Chez ZF, l’urgence reste la même : alléger une dette encore lourde dans un marché automobile qui ne redémarre pas franchement. L’équipementier allemand a ramené sa dette nette à 10,2 milliards d’euros en 2025 et ne ferme pas la porte à de nouvelles cessions d’activités. L’objectif est clair : assainir le bilan plus vite et préserver la rentabilité.
Michael Frick, directeur financier du groupe, y voit un signal de stabilité pour les salariés, les clients et les marchés financiers. Il a précisé que la baisse de l’endettement se poursuivrait via des réductions organiques, complétées par le produit de cessions ciblées. En 2025, les passifs financiers ont reculé d’environ 250 millions d’euros.
Des ventes d’actifs déjà engagées
ZF est déjà passé à l’action. En décembre, le groupe a bouclé la vente de son activité d’aide à la conduite ADAS à Harman, filiale de Samsung Electronics, pour 1,5 milliard d’euros. L’équipementier a également isolé sa division éolienne dans une entité autonome, afin de se donner davantage d’options stratégiques pour cette activité.
Cette feuille de route répond à une pression bien concrète : le coût de la dette et du refinancement. Pour desserrer l’étau, ZF mène en parallèle un plan de restructuration qui pourrait aller jusqu’à 14 000 suppressions de postes en Allemagne d’ici fin 2028.
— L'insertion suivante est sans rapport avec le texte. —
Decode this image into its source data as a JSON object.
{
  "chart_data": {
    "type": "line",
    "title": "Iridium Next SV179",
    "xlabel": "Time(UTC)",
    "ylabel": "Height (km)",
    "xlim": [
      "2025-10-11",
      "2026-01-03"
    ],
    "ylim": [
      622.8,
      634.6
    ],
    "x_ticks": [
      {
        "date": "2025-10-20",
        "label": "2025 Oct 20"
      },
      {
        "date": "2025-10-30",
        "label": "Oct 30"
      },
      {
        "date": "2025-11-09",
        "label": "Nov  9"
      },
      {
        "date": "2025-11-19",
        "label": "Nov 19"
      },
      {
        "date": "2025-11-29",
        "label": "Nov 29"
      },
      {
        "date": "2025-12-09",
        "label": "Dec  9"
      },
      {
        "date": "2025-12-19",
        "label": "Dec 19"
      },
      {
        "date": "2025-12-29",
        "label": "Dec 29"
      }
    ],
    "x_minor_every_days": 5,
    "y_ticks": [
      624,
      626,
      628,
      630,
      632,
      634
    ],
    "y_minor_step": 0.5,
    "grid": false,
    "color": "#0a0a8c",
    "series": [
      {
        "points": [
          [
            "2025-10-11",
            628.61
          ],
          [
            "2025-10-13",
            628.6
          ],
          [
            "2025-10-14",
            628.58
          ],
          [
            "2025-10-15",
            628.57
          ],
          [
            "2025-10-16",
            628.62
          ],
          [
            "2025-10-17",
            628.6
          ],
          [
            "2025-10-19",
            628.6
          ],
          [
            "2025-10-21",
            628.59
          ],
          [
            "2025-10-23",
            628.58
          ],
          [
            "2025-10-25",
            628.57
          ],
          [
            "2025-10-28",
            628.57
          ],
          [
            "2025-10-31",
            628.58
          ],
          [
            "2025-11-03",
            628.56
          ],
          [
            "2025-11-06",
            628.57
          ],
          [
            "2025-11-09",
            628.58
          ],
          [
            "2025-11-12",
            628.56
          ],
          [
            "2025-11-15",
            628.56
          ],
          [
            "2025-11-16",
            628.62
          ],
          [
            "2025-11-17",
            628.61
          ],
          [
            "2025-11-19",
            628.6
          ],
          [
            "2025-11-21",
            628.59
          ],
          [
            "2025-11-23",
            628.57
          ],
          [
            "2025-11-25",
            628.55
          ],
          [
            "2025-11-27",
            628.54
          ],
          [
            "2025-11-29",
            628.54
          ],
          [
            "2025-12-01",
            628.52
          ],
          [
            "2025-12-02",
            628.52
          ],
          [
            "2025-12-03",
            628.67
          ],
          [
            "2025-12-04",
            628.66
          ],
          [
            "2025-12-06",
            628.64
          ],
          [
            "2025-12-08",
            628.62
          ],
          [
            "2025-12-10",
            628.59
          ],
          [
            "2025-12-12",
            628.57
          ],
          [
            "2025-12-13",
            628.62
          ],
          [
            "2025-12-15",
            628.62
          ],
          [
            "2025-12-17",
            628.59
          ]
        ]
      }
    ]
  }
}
Activité en baisse, rentabilité en hausse
Sur l’exercice 2025, le groupe a réalisé un chiffre d’affaires de 38,8 milliards d’euros, contre 41,4 milliards en 2024, soit un recul de 6 %. Mais le tableau change une fois neutralisés les effets de périmètre et de change : à données comparables, les ventes ont progressé d’environ 0,6 %.
Le point le plus solide reste la rentabilité. Le bénéfice d’exploitation ajusté a grimpé à 1,7 milliard d’euros, contre 1,5 milliard un an plus tôt. Même tendance pour la marge opérationnelle ajustée, passée de 3,5 % à 4,5 %. Pour Frick, le contexte, lui, n’évolue pas : la demande ne montre toujours pas de reprise généralisée et le groupe doit améliorer sa performance dans un environnement sans croissance significative.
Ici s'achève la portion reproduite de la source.